The Senate’s efforts to pass a stopgap bill have been bipartisan, but they are hampered by time. A vote to end debate and allow a vote on the actual bill probably won’t take place until Saturday, and it is unclear if the final vote would happen Saturday or Sunday. McCarthy has signaled no interest in taking up the Senate bill as it stands — even if it was passed before the Saturday night deadline to keep the government open.

McCarthy said the House would be in session on Saturday but that he was not sure what members would be voting on.

House Speaker Kevin McCarthy (R-Calif.), has not signaled he would take up a Senate bill to prevent a looming. government shutdown.
House Speaker Kevin McCarthy (R-Calif.), has not signaled he would take up a Senate bill to prevent a looming. government shutdown.

The Washington Post reported Thursday a group of conservative House Republicans planned to try to oust McCarthy from the speaker’s post and replace him with Rep.

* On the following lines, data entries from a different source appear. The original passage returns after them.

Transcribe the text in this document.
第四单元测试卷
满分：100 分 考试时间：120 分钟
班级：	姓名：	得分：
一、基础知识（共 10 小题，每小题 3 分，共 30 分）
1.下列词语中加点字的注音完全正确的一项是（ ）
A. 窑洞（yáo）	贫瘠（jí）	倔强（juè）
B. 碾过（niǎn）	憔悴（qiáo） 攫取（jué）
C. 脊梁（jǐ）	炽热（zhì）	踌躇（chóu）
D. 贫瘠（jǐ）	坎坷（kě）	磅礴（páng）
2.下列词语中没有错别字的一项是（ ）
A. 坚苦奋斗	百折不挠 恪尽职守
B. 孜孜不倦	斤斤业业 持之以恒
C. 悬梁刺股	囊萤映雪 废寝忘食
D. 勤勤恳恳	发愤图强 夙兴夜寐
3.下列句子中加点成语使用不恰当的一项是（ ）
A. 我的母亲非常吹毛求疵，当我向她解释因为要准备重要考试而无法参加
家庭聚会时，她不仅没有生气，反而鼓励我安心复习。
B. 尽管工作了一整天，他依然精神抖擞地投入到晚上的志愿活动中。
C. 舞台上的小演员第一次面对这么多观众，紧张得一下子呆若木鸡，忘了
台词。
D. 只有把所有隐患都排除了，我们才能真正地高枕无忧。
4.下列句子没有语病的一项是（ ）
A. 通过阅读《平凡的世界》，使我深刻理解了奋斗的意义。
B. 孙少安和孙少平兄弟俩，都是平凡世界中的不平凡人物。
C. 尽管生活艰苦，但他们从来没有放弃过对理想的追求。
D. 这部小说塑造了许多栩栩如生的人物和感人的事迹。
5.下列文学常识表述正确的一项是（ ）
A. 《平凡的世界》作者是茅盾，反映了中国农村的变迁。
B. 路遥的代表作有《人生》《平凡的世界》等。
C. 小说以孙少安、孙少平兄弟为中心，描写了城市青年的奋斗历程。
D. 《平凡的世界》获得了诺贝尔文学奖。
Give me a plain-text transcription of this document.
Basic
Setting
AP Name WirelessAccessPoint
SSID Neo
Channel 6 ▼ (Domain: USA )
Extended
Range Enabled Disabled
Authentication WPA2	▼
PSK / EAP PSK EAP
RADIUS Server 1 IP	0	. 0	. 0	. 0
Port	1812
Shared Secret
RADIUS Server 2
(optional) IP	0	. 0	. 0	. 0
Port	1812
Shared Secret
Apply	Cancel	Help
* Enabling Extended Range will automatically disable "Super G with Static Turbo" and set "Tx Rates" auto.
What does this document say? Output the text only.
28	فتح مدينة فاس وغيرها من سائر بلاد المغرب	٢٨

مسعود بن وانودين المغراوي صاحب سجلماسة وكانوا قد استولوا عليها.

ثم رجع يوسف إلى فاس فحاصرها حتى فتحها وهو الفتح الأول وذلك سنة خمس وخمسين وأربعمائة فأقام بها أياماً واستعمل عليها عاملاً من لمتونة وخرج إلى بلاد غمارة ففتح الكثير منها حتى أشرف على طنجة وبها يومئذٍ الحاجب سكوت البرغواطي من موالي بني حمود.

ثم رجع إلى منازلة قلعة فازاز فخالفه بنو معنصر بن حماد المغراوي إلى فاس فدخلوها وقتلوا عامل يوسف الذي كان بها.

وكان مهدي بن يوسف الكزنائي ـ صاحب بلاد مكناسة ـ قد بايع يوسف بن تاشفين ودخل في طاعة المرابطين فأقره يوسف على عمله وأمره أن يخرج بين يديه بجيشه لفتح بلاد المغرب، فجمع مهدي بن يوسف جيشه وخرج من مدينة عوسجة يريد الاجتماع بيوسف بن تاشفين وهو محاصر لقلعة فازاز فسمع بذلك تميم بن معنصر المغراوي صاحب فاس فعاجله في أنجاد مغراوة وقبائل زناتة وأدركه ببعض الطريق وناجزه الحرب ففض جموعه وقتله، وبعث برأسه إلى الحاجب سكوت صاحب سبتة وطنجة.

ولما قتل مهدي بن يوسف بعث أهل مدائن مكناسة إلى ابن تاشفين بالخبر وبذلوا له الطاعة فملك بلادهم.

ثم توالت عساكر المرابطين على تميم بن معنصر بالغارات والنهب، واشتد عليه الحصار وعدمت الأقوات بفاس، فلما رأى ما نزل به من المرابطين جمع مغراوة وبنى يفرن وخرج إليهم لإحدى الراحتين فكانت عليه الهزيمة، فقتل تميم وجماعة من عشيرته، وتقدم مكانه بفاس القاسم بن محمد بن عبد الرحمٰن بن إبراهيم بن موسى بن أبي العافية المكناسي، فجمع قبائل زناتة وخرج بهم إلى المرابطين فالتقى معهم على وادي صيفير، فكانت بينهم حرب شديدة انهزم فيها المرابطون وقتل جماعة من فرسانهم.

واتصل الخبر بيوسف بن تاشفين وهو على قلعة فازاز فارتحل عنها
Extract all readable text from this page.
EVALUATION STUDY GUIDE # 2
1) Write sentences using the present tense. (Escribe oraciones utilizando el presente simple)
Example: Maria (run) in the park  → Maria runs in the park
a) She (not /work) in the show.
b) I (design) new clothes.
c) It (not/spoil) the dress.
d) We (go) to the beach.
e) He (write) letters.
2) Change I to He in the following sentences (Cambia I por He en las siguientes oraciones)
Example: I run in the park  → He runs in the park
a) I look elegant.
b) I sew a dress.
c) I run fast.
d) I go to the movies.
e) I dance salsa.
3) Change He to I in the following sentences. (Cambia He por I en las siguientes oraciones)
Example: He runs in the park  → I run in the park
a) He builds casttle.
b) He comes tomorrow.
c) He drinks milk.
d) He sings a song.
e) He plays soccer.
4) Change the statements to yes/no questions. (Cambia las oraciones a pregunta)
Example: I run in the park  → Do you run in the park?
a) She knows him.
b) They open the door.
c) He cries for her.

Tom Emmer (R-Minn.), the third-ranking Republican as the party’s whip. But Emmer has publicly signaled no interest in the idea and there is no obvious rival to McCarthy who could easily win approval.

McCarthy’s loudest critic, Rep. Matt Gaetz (R-Fla.), who has repeatedly threatened to force a no-confidence vote in McCarthy, declined Friday to say if he would follow through.

“My sole focus is on getting our single-subject spending bills passed,” Gaetz told reporters. “The speaker’s continuing resolution went down in flames, as I’ve told you all week it would.”